Time for reflection?


My English class show how examinations used to be.

All around me they are working quietly with only the soft slide of pencil on paper and the occasional exhaled breath of gentle exasperation as the words (sometimes in the third of the pupils’ store of languages) do not come exactly as they want.

It’s a strange universe that is created by the examination room.

All dimensions are different. Time becomes elastic – depending on whether you are an invigilator or an examinee. The other dimensions of length, breadth and height also lose their defined nature as you feel yourself lost in the vast emptiness of a desolate examination hall or claustrophobically oppressed by the tension filled individuals surrounding you.

The dynamic within an examination room also has its own rhythm. I can well remember the ripple of naked fear that rolled through the hall when I was sitting my European history A level. As the papers were distributed and opened candidates in front of me realised that previously distinct historical events which had, heretofore their own distinct questions had now, in a grotesque parody of what we had understood as adequate scholarship had been yoked by force together. A question linking The Italian Wars and the Wars in the Netherlands? Unfair! Unreasonable! Impossible! What saddo had revised both, when in previous years only one was necessary to pass?

The history teacher who read the paper with something akin to our own despair told the invigilators not to let us out until we had been in the hall for at least a respectable length of time.

One candidate within my sight cut up his blotting paper into a series of little squares and made them into a pack of cards with which he contentedly played patience for the rest of the exam. One can’t help wondering if some innocuous missive from the WJEC outlining the new format of questions within the examination had been ignored courtesy of the traditional inertia which characterised the attitude of my old school to anything in the way of innovation!

The science examination has come and gone. Very different from the English exam. I had to read all the questions and try and forestall all those questions which would be perfectly natural were British school children asked about the growth of plants in Spanish, for example. This steady flight away from normal examination etiquette is but preparation for the true horror that will be my maths set tomorrow.
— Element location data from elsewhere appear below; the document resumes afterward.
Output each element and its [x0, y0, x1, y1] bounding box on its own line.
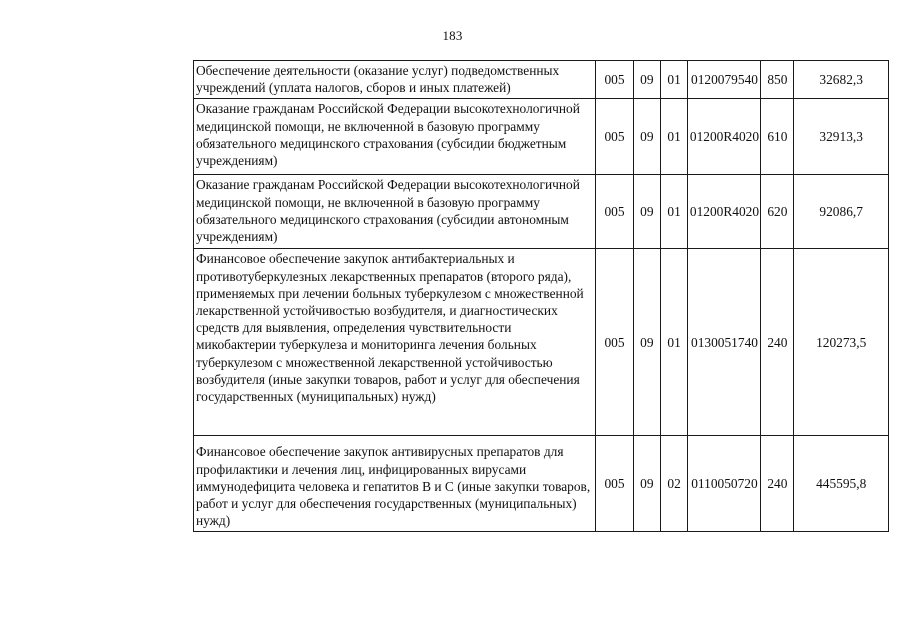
- target-article-code: 0120079540: [688, 61, 761, 99]
- expense-type-code: 620: [761, 175, 794, 249]
- subsection-code: 01: [660, 99, 688, 175]
- row-description: Финансовое обеспечение закупок антивирусных препаратов для профилактики и лечения лиц, инфицированных вирусами иммунодефицита человека и гепатитов B и C (иные закупки товаров, работ и услуг для обеспечения государственных (муниципальных) нужд): [194, 436, 596, 532]
- expense-type-code: 240: [761, 249, 794, 436]
- expense-type-code: 850: [761, 61, 794, 99]
- department-code: 005: [595, 249, 633, 436]
- expense-type-code: 240: [761, 436, 794, 532]
- section-code: 09: [634, 175, 661, 249]
- table-row: [194, 99, 889, 175]
- row-description: Финансовое обеспечение закупок антибактериальных и противотуберкулезных лекарственных препаратов (второго ряда), применяемых при лечении больных туберкулезом с множественной лекарственной устойчивостью возбудителя, и диагностических средств для выявления, определения чувствительности микобактерии туберкулеза и мониторинга лечения больных туберкулезом с множественной лекарственной устойчивостью возбудителя (иные закупки товаров, работ и услуг для обеспечения государственных (муниципальных) нужд): [194, 249, 596, 436]
- page-number: 183: [442, 28, 463, 43]
- budget-table: [193, 60, 889, 532]
- section-code: 09: [634, 99, 661, 175]
- section-code: 09: [634, 436, 661, 532]
- target-article-code: 0110050720: [688, 436, 761, 532]
- subsection-code: 01: [660, 61, 688, 99]
- expense-type-code: 610: [761, 99, 794, 175]
- row-description: Обеспечение деятельности (оказание услуг) подведомственных учреждений (уплата налогов, сборов и иных платежей): [194, 61, 596, 99]
- target-article-code: 0130051740: [688, 249, 761, 436]
- target-article-code: 01200R4020: [688, 175, 761, 249]
- subsection-code: 02: [660, 436, 688, 532]
- table-row: [194, 61, 889, 99]
- table-row: [194, 436, 889, 532]
- department-code: 005: [595, 99, 633, 175]
- amount: 32913,3: [794, 99, 889, 175]
- section-code: 09: [634, 249, 661, 436]
- subsection-code: 01: [660, 249, 688, 436]
- amount: 120273,5: [794, 249, 889, 436]
- row-description: Оказание гражданам Российской Федерации высокотехнологичной медицинской помощи, не включенной в базовую программу обязательного медицинского страхования (субсидии автономным учреждениям): [194, 175, 596, 249]
- department-code: 005: [595, 61, 633, 99]
- amount: 92086,7: [794, 175, 889, 249]
- table-row: [194, 249, 889, 436]
- section-code: 09: [634, 61, 661, 99]
- subsection-code: 01: [660, 175, 688, 249]
- amount: 445595,8: [794, 436, 889, 532]
- row-description: Оказание гражданам Российской Федерации высокотехнологичной медицинской помощи, не включенной в базовую программу обязательного медицинского страхования (субсидии бюджетным учреждениям): [194, 99, 596, 175]
- department-code: 005: [595, 175, 633, 249]
- amount: 32682,3: [794, 61, 889, 99]
- table-row: [194, 175, 889, 249]
- department-code: 005: [595, 436, 633, 532]
- target-article-code: 01200R4020: [688, 99, 761, 175]
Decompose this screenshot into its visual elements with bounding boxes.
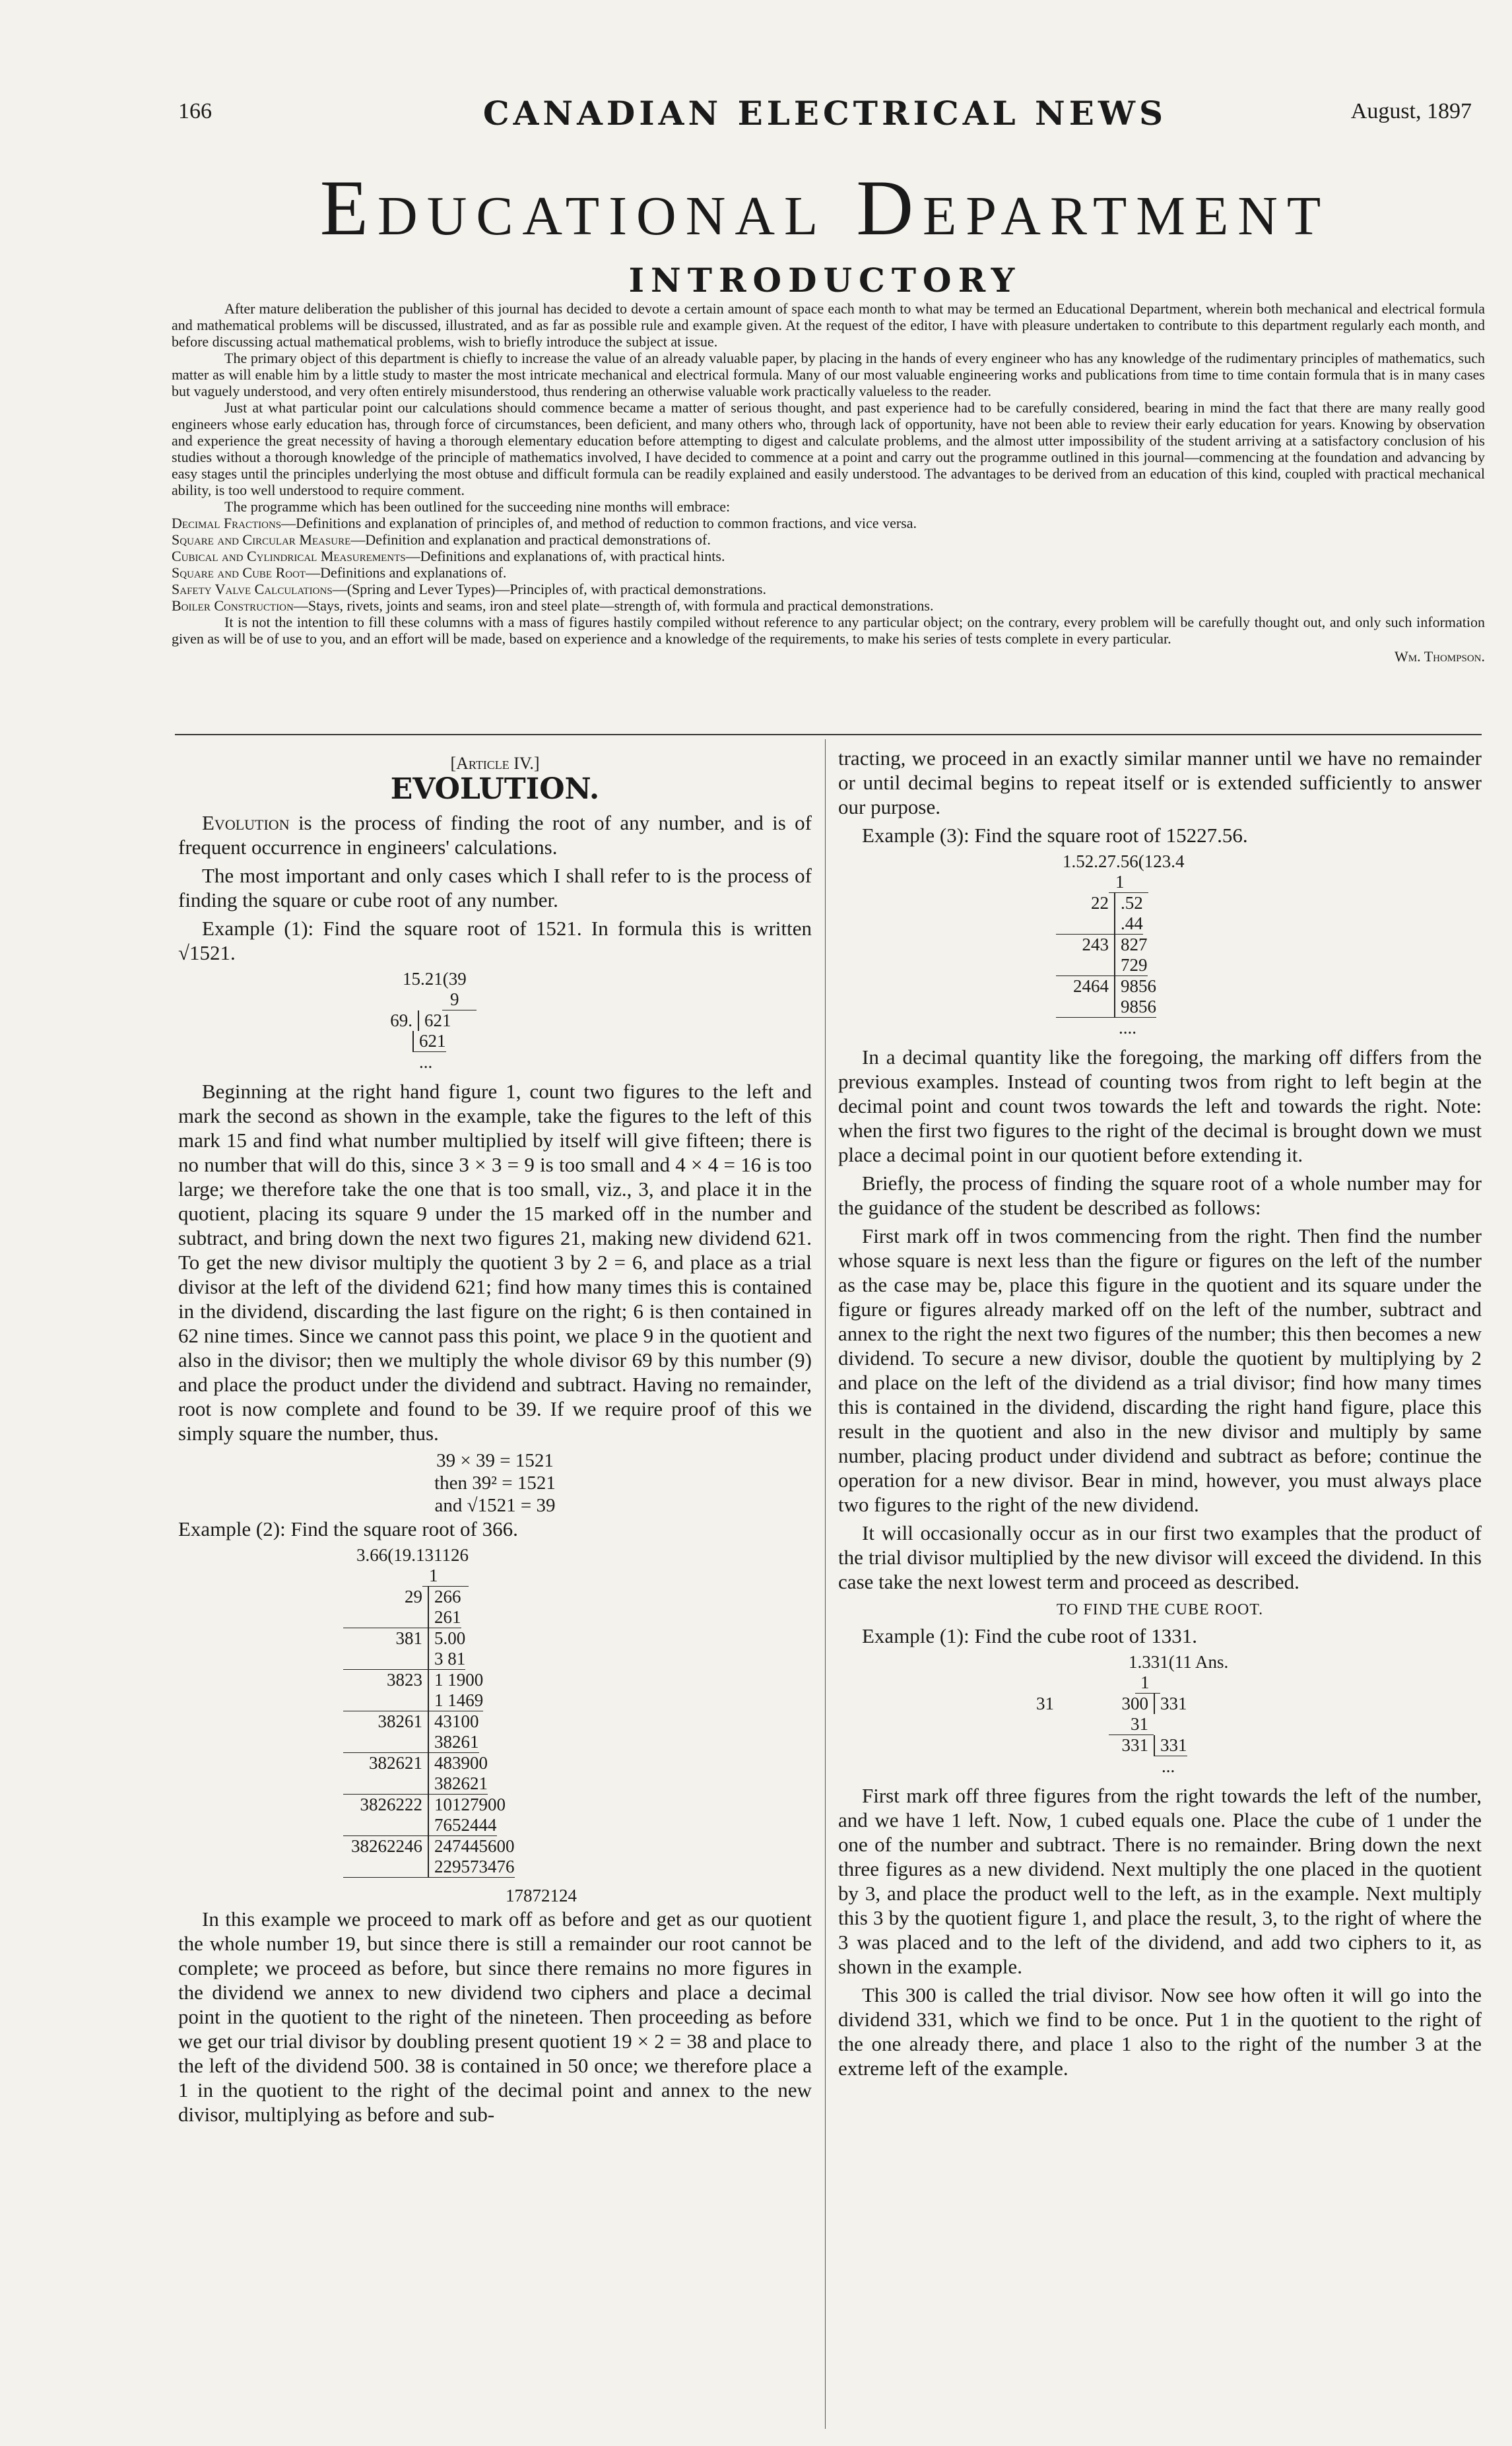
calc-cube-left: 31: [1036, 1694, 1054, 1713]
intro-paragraph: Just at what particular point our calculations should commence became a matter of serious thought, and past experience had to be carefully considered, bearing in mind the fact that there are many really good engineers whose early education has, through force of circumstances, been deficient, and many others who, through lack of opportunity, have not been able to review their early education for years. Knowing by observation and experience the great necessity of having a thorough elementary education before attempting to digest and calculate problems, and the almost utter impossibility of the student arriving at a satisfactory conclusion of his studies without a thorough knowledge of the principle of mathematics involved, I have decided to commence at a point and carry out the programme outlined in this journal—commencing at the foundation and advancing by easy stages until the principles underlying the most obtuse and difficult formula can be readily explained and easily understood. The advantages to be derived from an education of this kind, coupled with practical mechanical ability, is too well understood to require comment.: [172, 399, 1485, 498]
calc-divisor: 3826222: [360, 1795, 422, 1814]
programme-item: [172, 564, 1485, 581]
calc-example-2: [343, 1545, 812, 1878]
programme-item: [172, 597, 1485, 614]
calc-trial-divisor: 300: [1121, 1694, 1148, 1713]
intro-block: [172, 300, 1485, 665]
calc-product: 621: [412, 1031, 446, 1052]
example-label: Example (3): Find the square root of 15227.56.: [862, 824, 1248, 847]
calc-divisor: 382621: [369, 1753, 422, 1773]
calc-divisor: 69.: [390, 1010, 412, 1030]
programme-key: Cubical and Cylindrical Measurements: [172, 548, 406, 564]
issue-date: August, 1897: [1350, 99, 1472, 123]
calc-line: 1: [1109, 872, 1148, 893]
programme-key: Square and Circular Measure: [172, 531, 351, 548]
proof-line: 39 × 39 = 1521: [436, 1450, 554, 1471]
calc-dividend: 247445600: [428, 1836, 515, 1857]
calc-quotient: 3.66(19.131126: [356, 1545, 469, 1565]
calc-product: 382621: [428, 1773, 488, 1795]
programme-item: [172, 531, 1485, 548]
article-paragraph: Briefly, the process of finding the square root of a whole number may for the guidance of the student be described as follows:: [838, 1172, 1482, 1219]
calc-cube-root: [1036, 1652, 1482, 1777]
example-label: Example (1): Find the square root of 1521. In formula this is written √1521.: [178, 917, 812, 964]
programme-value: —Definitions and explanation of principles of, and method of reduction to common fractions, and vice versa.: [281, 515, 917, 531]
calc-dividend: 5.00: [428, 1628, 465, 1649]
calc-product: 1 1469: [428, 1690, 483, 1711]
calc-dividend: 827: [1114, 935, 1148, 955]
article-paragraph: This 300 is called the trial divisor. Now see how often it will go into the dividend 331, which we find to be once. Put 1 in the quotient to the right of the one already there, and place 1 also to the right of the number 3 at the extreme left of the example.: [838, 1983, 1482, 2080]
programme-value: —Definition and explanation and practical demonstrations of.: [350, 531, 711, 548]
calc-product: .44: [1114, 913, 1143, 935]
calc-divisor: 38261: [378, 1711, 422, 1731]
programme-item: [172, 548, 1485, 564]
calc-remainder: ....: [1119, 1018, 1136, 1038]
article-paragraph: The most important and only cases which I shall refer to is the process of finding the square or cube root of any number.: [178, 864, 812, 911]
programme-key: Boiler Construction: [172, 597, 294, 614]
signature: Wm. Thompson.: [1395, 648, 1485, 665]
calc-line: 1: [422, 1566, 469, 1587]
calc-product: 9856: [1114, 997, 1156, 1018]
programme-item: [172, 515, 1485, 531]
calc-final-remainder: 17872124: [506, 1886, 577, 1905]
article-paragraph: In this example we proceed to mark off as before and get as our quotient the whole number 19, but since there is still a remainder our root cannot be complete; we proceed as before, but since there remains no more figures in the dividend we annex to new dividend two ciphers and place a decimal point in the quotient to the right of the nineteen. Then proceeding as before we get our trial divisor by doubling present quotient 19 × 2 = 38 and place to the left of the dividend 500. 38 is contained in 50 once; we therefore place a 1 in the quotient to the right of the decimal point and annex to the new divisor, multiplying as before and sub-: [178, 1907, 812, 2126]
section-title: Educational Department: [319, 164, 1331, 251]
calc-line: 1: [1135, 1672, 1160, 1694]
column-rule: [825, 739, 826, 2429]
calc-product: 7652444: [428, 1815, 497, 1836]
cube-root-heading: TO FIND THE CUBE ROOT.: [1056, 1601, 1264, 1618]
running-head: [178, 94, 1472, 145]
example-label: Example (1): Find the cube root of 1331.: [862, 1624, 1197, 1647]
programme-key: Decimal Fractions: [172, 515, 282, 531]
calc-example-1: [390, 969, 812, 1073]
calc-quotient: 1.52.27.56(123.4: [1063, 851, 1185, 871]
article-paragraph: tracting, we proceed in an exactly similar manner until we have no remainder or until decimal begins to repeat itself or is extended sufficiently to answer our purpose.: [838, 746, 1482, 818]
article-paragraph: Beginning at the right hand figure 1, count two figures to the left and mark the second as shown in the example, take the figures to the left of this mark 15 and find what number multiplied by itself will give fifteen; there is no number that will do this, since 3 × 3 = 9 is too small and 4 × 4 = 16 is too large; we therefore take the one that is too small, viz., 3, and place it in the quotient, placing its square 9 under the 15 marked off in the number and subtract, and bring down the next two figures 21, making new dividend 621. To get the new divisor multiply the quotient 3 by 2 = 6, and place as a trial divisor at the left of the dividend 621; find how many times this is contained in the dividend, discarding the last figure on the right; 6 is then contained in 62 nine times. Since we cannot pass this point, we place 9 in the quotient and also in the divisor; then we multiply the whole divisor 69 by this number (9) and place the product under the dividend and subtract. Having no remainder, root is now complete and found to be 39. If we require proof of this we simply square the number, thus.: [178, 1080, 812, 1445]
intro-title: INTRODUCTORY: [628, 261, 1022, 300]
example-label: Example (2): Find the square root of 366.: [178, 1517, 518, 1540]
programme-value: —(Spring and Lever Types)—Principles of, with practical demonstrations.: [332, 581, 766, 597]
calc-trial-add: 31: [1109, 1714, 1154, 1735]
calc-product: 229573476: [428, 1857, 515, 1878]
calc-dividend: 43100: [428, 1711, 479, 1732]
calc-dividend: 331: [1154, 1694, 1187, 1714]
calc-divisor: 331: [1121, 1735, 1148, 1755]
programme-value: —Stays, rivets, joints and seams, iron and steel plate—strength of, with formula and practical demonstrations.: [293, 597, 934, 614]
calc-dividend: .52: [1114, 893, 1143, 913]
calc-product: 729: [1114, 955, 1148, 976]
article-kicker: [Article IV.]: [450, 754, 540, 773]
calc-quotient: 15.21(39: [403, 969, 467, 989]
article-paragraph: In a decimal quantity like the foregoing, the marking off differs from the previous examples. Instead of counting twos from right to left begin at the decimal point and count twos towards the left and towards the right. Note: when the first two figures to the right of the decimal is brought down we must place a decimal point in our quotient before extending it.: [838, 1045, 1482, 1166]
calc-divisor: 2464: [1073, 976, 1109, 996]
programme-key: Square and Cube Root: [172, 564, 306, 581]
intro-paragraph: The programme which has been outlined for the succeeding nine months will embrace:: [224, 498, 731, 515]
calc-divisor: 243: [1082, 935, 1109, 954]
calc-divisor: 22: [1091, 893, 1109, 913]
calc-product: 3 81: [428, 1649, 465, 1670]
page-number: 166: [178, 99, 212, 123]
horizontal-rule: [175, 734, 1482, 735]
article-paragraph: It will occasionally occur as in our first two examples that the product of the trial divisor multiplied by the new divisor will exceed the dividend. In this case take the next lowest term and proceed as described.: [838, 1521, 1482, 1593]
article-paragraph: [178, 810, 812, 859]
article-paragraph: First mark off in twos commencing from the right. Then find the number whose square is next less than the figure or figures on the left of the number as the case may be, place this figure in the quotient and its square under the figure or figures already marked off on the left of the number, subtract and annex to the right the next two figures of the number; this then becomes a new dividend. To secure a new divisor, double the quotient by multiplying by 2 and place on the left of the dividend as a trial divisor; find how many times this is contained in the dividend, discarding the right hand figure, place this result in the quotient and also in the new divisor and multiply by same number, placing product under dividend and subtract as before; continue the operation for a new divisor. Bear in mind, however, you must always place two figures to the right of the new dividend.: [838, 1224, 1482, 1516]
programme-key: Safety Valve Calculations: [172, 581, 333, 597]
calc-divisor: 29: [405, 1587, 422, 1606]
calc-dividend: 10127900: [428, 1795, 506, 1815]
calc-dividend: 621: [418, 1010, 451, 1031]
calc-remainder: ...: [419, 1052, 433, 1072]
calc-divisor: 38262246: [351, 1836, 422, 1856]
calc-example-3: [1056, 851, 1482, 1038]
intro-paragraph: After mature deliberation the publisher of this journal has decided to devote a certain amount of space each month to what may be termed an Educational Department, wherein both mechanical and electrical formula and mathematical problems will be discussed, illustrated, and as far as possible rule and example given. At the request of the editor, I have with pleasure undertaken to contribute to this department regularly each month, and before discussing actual mathematical problems, wish to briefly introduce the subject at issue.: [172, 300, 1485, 350]
intro-paragraph: The primary object of this department is chiefly to increase the value of an already valuable paper, by placing in the hands of every engineer who has any knowledge of the rudimentary principles of mathematics, such matter as will enable him by a little study to master the most intricate mechanical and electrical formula. Many of our most valuable engineering works and publications from time to time contain formula that is in many cases but vaguely understood, and very often entirely misunderstood, thus rendering an otherwise valuable work practically valueless to the reader.: [172, 350, 1485, 399]
calc-dividend: 1 1900: [428, 1670, 483, 1690]
intro-paragraph: It is not the intention to fill these columns with a mass of figures hastily compiled without reference to any particular object; on the contrary, every problem will be carefully thought out, and only such information given as will be of use to you, and an effort will be made, based on experience and a knowledge of the requirements, to make his series of tests complete in every particular.: [172, 614, 1485, 647]
programme-value: —Definitions and explanations of.: [306, 564, 507, 581]
calc-product: 38261: [428, 1732, 479, 1753]
right-column: [838, 746, 1482, 2084]
article-title: EVOLUTION.: [390, 772, 600, 806]
left-column: [178, 746, 812, 2131]
calc-divisor: 3823: [387, 1670, 422, 1690]
programme-item: [172, 581, 1485, 597]
calc-remainder: ...: [1162, 1756, 1175, 1776]
calc-divisor: 381: [395, 1628, 422, 1648]
calc-product: 331: [1154, 1735, 1187, 1756]
programme-value: —Definitions and explanations of, with practical hints.: [405, 548, 725, 564]
proof-line: then 39² = 1521: [434, 1472, 556, 1494]
masthead: CANADIAN ELECTRICAL NEWS: [482, 94, 1167, 133]
calc-dividend: 9856: [1114, 976, 1156, 997]
calc-line: 9: [442, 989, 477, 1010]
calc-dividend: 266: [428, 1587, 461, 1607]
lead-word: Evolution: [202, 811, 290, 834]
calc-quotient: 1.331(11 Ans.: [1129, 1652, 1229, 1672]
lead-text: is the process of finding the root of any number, and is of frequent occurrence in engineers' calculations.: [178, 811, 812, 859]
article-paragraph: First mark off three figures from the right towards the left of the number, and we have 1 left. Now, 1 cubed equals one. Place the cube of 1 under the one of the number and subtract. There is no remainder. Bring down the next three figures as a new dividend. Next multiply the one placed in the quotient by 3, and place the product well to the left, as in the example. Next multiply this 3 by the quotient figure 1, and place the result, 3, to the right of where the 3 was placed and to the left of the dividend, and add two ciphers to it, as shown in the example.: [838, 1784, 1482, 1978]
calc-dividend: 483900: [428, 1753, 488, 1773]
calc-product: 261: [428, 1607, 461, 1628]
proof-line: and √1521 = 39: [434, 1495, 556, 1516]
I have tried to get rid of two of my most ‘challenging’ pupils one of whom is very definitely ‘special needs’ in a multiplicity of ways and directions while the other thinks that plastic is a rock. In a science examination this is what we educationalists call a ‘bad thing.’ They will have their own dedicated teacher who has a bloody sight more patience that I will ever possess, though even she has been known to lose it from time to time and berate her trying charges with exhilaratingly direct invective.

I will be left with the hard core of maths strivers who have spent the last two weeks trying to tell the time.

I have noticed in all the tests that I have invigilated that some of the pupils almost instinctively cross themselves and then kiss their hands before writing anything!


My maths class will need more than empty mystic gestures invoking the non existent power of an absent god to get them through. They will need a complete reversal of Newtonian physics; Einstein’s physics and the refutation of String Theory, Black Holes, Stephen Hawking and all his works before their take on currently accepted academic norms becomes anything less than, simply, wrong. Bless!


The countdown to June gathers pace and all hell threatens to break out with interesting deadlines due to bring an extra element of dislocation into a dysfunctional institution.

One shudders with barely concealed impatience for the worst to happen!

Things, as a long lost version of a political organization known as the Labour Party used to think, can only get better!